My kids will get our money when both of us die.

On top of what we've already given them over the years.

Love51 · 06/02/2021 13:28

@Ibizafun

Belinda554 When you say all the money in a marital pot is joint, what about for the example in a second marriage, no children together and only one person has created that pot? Still equal?
To me when you get married you go all in. On another thread the woman didn't want her step DC inheriting from her. In my family when you marry someone you take on their children, and join everything. Not everyone thinks like this but in my upbringing marriage means "all that I am I give to you, all that I have I share with you". Our stuff isn't half mine and half his, it is all ours. We make the decisions together about how the family is run for the benefit of everyone in it. It is a series of decisions we make together, we don't make half the decisions each. We might make separate provision for the children when one adult dies if it proves wise down the line. We are at the point when the adult needs the money as the children are young, currently.
Chloemol · 06/02/2021 13:33

@Anothernick

It’s not that uncommon now. Lots do it due to inheritance issues, and IGT etc.

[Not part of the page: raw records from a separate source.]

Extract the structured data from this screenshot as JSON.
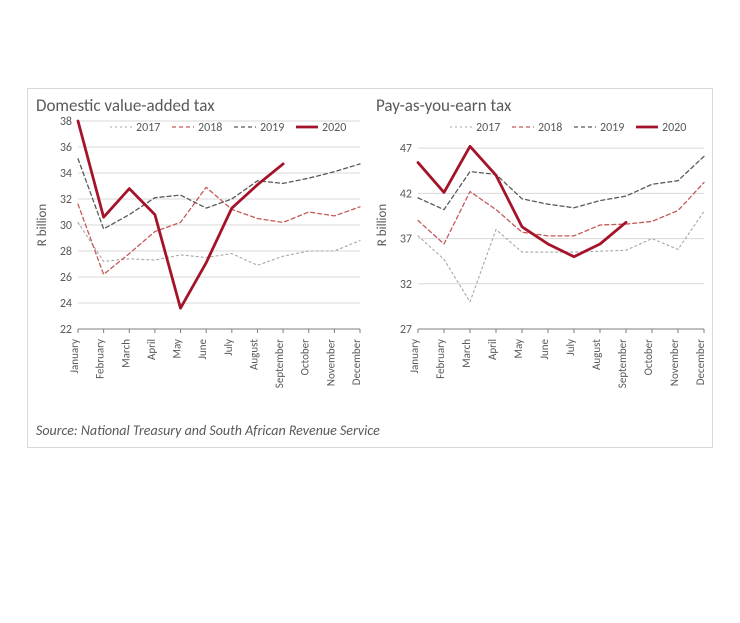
{
  "source_line": "Source: National Treasury and South African Revenue Service",
  "months": [
    "January",
    "February",
    "March",
    "April",
    "May",
    "June",
    "July",
    "August",
    "September",
    "October",
    "November",
    "December"
  ],
  "legend_labels": {
    "s2017": "2017",
    "s2018": "2018",
    "s2019": "2019",
    "s2020": "2020"
  },
  "colors": {
    "s2017": "#a6a6a6",
    "s2018": "#c45a5a",
    "s2019": "#595959",
    "s2020": "#a5132a",
    "axis": "#7f7f7f",
    "grid": "#d9d9d9",
    "text": "#595959",
    "bg": "#ffffff",
    "border": "#d9d9d9"
  },
  "line_styles": {
    "s2017": {
      "width": 1.1,
      "dash": "2 3"
    },
    "s2018": {
      "width": 1.3,
      "dash": "4 3"
    },
    "s2019": {
      "width": 1.3,
      "dash": "4 3"
    },
    "s2020": {
      "width": 2.8,
      "dash": ""
    }
  },
  "charts": {
    "left": {
      "title": "Domestic value-added tax",
      "ylabel": "R billion",
      "ylim": [
        22,
        38
      ],
      "ytick_step": 2,
      "series": {
        "s2017": [
          30.2,
          27.2,
          27.4,
          27.3,
          27.7,
          27.5,
          27.8,
          26.9,
          27.6,
          28.0,
          28.0,
          28.8
        ],
        "s2018": [
          31.6,
          26.2,
          27.8,
          29.5,
          30.2,
          32.9,
          31.2,
          30.5,
          30.2,
          31.0,
          30.7,
          31.4
        ],
        "s2019": [
          35.1,
          29.7,
          30.8,
          32.1,
          32.3,
          31.3,
          32.0,
          33.4,
          33.2,
          33.6,
          34.1,
          34.7
        ],
        "s2020": [
          38.0,
          30.6,
          32.8,
          30.8,
          23.6,
          27.1,
          31.3,
          33.1,
          34.7,
          null,
          null,
          null
        ]
      }
    },
    "right": {
      "title": "Pay-as-you-earn tax",
      "ylabel": "R billion",
      "ylim": [
        27,
        50
      ],
      "yticks": [
        27,
        32,
        37,
        42,
        47
      ],
      "series": {
        "s2017": [
          37.3,
          34.7,
          30.0,
          38.0,
          35.5,
          35.5,
          35.5,
          35.6,
          35.7,
          37.0,
          35.8,
          40.0
        ],
        "s2018": [
          39.0,
          36.4,
          42.2,
          40.2,
          37.7,
          37.3,
          37.3,
          38.5,
          38.6,
          38.9,
          40.1,
          43.2
        ],
        "s2019": [
          41.5,
          40.2,
          44.4,
          44.1,
          41.4,
          40.8,
          40.4,
          41.2,
          41.7,
          43.0,
          43.4,
          46.1
        ],
        "s2020": [
          45.4,
          42.1,
          47.2,
          44.0,
          38.3,
          36.4,
          35.0,
          36.4,
          38.8,
          null,
          null,
          null
        ]
      }
    }
  },
  "typography": {
    "title_pt": 17,
    "axis_pt": 12,
    "legend_pt": 12,
    "source_pt": 14
  },
  "layout": {
    "outer_w": 686,
    "outer_h": 360,
    "subplot_arrangement": "1x2"
  }
}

Family members have done this, one parent dies their half goes to the children, with the surviving member responsible for upkeep and lives in the property. On their death their half goes to the kids

AgentJohnson · 06/02/2021 13:36

Get legal advice FFS! So you just avoided dealing with this significant issue properly during your marriage but are preparing to land your children in the emotional shit by disinheriting their father after you’ve gone. Can you imagine what that could do to them and the dynamic of their relationship with their father?

Staying with a feckless man was your decision, not theirs.

HereIAmOnceAgain · 06/02/2021 13:46

@PussInBin20

Surely it would just be your half of all assets/property that you accumulated regardless of whose name it is in. My understanding is anything accrued during the marriage is jointly owned regardless of whose name is put to it so you can will your half but the other half is your husbands anyway. He may not have contributed directly to savings/property/assets but he would have contributed in other ways, just as a SAHM does. I may be wrong but that’s what I thought.
No those assets are only considered joint during a divorce. Assets that are in both names are owned jointly, assets in individual names can be disposed of, sold, reinvested, given away, willed by the DH/DW whose name they're in. In the event of death of one spouse supported the other than that could be taken into account, and a will that is grossly unfair to your spouse can certainly be challenged, but the only assets that are jointly owned will pass automatically to the spouse. Other assets will be distributed as per the will, unless theirs no will or the will is challenged. If you own a house as tenants in common then your spouse can even will away their percentage share of the house. Assets that accumulate during marriage being considered joint no matter whose name they're in only applies in cases of divorce, not death.